Manuel Rosas-Hernandez (Rosas) appeals the 71-month prison sentence imposed by the district court after he pleaded guilty to illegal reentry pursuant to 8 U.S.C. § 1326. He argues that the sentence is greater than necessary to meet the sentencing goals outlined in 18 U.S.C. § 3553(a) and specifically asserts (1) that U.S.S.G. § 2L1.2, the guidelines provision applicable to violations of § 1326, is flawed in that it allows previous convictions to be “double counted” in the calculation of guidelines ranges and (2) that his sentence fails to adequately account for his circumstances and motives.

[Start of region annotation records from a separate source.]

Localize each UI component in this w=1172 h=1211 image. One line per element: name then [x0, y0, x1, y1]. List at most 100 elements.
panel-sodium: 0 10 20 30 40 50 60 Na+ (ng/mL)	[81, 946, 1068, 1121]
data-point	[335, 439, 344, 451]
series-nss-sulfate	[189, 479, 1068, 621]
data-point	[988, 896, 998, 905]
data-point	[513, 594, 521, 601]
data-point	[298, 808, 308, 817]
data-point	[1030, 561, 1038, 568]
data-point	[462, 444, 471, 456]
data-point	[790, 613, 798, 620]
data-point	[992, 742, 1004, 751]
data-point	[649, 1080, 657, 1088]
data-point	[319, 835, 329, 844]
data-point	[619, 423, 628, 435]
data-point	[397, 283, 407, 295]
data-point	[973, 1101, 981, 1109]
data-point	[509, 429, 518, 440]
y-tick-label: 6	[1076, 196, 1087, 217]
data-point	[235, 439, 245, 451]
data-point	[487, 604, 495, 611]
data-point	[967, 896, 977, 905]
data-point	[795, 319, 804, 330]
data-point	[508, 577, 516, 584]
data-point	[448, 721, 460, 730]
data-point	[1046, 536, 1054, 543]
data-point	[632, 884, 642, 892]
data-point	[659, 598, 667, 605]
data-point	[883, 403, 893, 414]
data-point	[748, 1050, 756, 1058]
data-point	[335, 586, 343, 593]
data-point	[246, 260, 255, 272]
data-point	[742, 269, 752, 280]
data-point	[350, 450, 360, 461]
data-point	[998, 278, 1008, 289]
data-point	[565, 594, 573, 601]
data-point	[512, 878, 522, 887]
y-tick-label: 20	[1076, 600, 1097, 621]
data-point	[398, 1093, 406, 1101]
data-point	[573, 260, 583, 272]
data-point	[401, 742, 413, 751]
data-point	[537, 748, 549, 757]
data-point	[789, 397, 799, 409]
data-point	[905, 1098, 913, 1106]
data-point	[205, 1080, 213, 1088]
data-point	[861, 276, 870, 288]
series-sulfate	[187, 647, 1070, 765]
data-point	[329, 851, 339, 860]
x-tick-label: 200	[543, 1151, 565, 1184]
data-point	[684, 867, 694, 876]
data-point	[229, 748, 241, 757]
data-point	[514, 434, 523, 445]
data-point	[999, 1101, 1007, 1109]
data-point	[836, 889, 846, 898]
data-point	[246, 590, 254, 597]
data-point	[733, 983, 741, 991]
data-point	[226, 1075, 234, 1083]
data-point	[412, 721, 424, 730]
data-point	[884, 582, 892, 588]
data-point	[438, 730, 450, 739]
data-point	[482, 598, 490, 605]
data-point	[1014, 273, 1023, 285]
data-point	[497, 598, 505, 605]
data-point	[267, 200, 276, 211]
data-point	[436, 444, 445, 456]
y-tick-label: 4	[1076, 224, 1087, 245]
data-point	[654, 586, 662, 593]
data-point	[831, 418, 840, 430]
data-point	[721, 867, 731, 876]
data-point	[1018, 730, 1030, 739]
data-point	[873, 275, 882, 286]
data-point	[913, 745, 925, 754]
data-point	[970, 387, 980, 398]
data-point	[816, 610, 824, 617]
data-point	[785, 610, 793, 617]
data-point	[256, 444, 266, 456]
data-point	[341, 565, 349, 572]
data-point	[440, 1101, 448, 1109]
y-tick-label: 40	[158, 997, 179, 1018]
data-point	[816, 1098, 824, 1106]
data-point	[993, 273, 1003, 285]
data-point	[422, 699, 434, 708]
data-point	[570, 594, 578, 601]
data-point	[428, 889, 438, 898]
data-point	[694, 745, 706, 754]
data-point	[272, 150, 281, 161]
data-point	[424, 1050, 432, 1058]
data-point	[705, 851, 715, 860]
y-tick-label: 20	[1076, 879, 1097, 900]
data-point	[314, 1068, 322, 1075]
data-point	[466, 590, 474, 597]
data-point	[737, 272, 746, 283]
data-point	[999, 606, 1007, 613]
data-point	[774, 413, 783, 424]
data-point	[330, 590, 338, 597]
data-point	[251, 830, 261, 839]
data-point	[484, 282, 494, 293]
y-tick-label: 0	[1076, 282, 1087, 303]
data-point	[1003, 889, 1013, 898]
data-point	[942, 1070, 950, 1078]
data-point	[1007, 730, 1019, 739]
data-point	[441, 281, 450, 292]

We have already rejected the argument that using a prior conviction to increase the offense level and in calculating criminal history is impermissible “double counting.” See United States v. Duarte, 569 F.3d 528, 529-31 (5th Cir.), cert. denied, — U.S. ——, 130 S.Ct. 378, 175 L.Ed.2d 231 (2009). Rosas’s argument that the sentence does not adequately account for either his history or the circumstances and motives surrounding his offense is equally unavailing. A review of the record reveals that the district court considered Rosas’s argument that his circumstances justified a sentence below the guidelines range but ultimately explicitly rejected this argument and imposed a sentence at the top of the guidelines range. Moreover, when reviewing the reasonableness of a sentence within a properly calculated guidelines range, we will infer that the district court “considered all the factors for a fair sentence set forth in the Guidelines.” United States v. Mares, 402 F.3d 511, 519 (5th Cir.2005).
Rosas has not rebutted the presumption that the district court sentenced him to a reasonable, properly calculated within-guidelines sentence. See United States v. Campos-Maldonado, 531 F.3d 337, 338 (5th Cir.2008); United States v. Alonzo, 435 F.3d 551, 554-55 (5th Cir.2006). Accordingly, the judgment of the district court is AFFIRMED.
Pursuant to 5th Cir. R. 47.5, the court has determined that this opinion should not be published and is not precedent except under the limited circumstances set forth in 5th Cir. R. 47.5.4.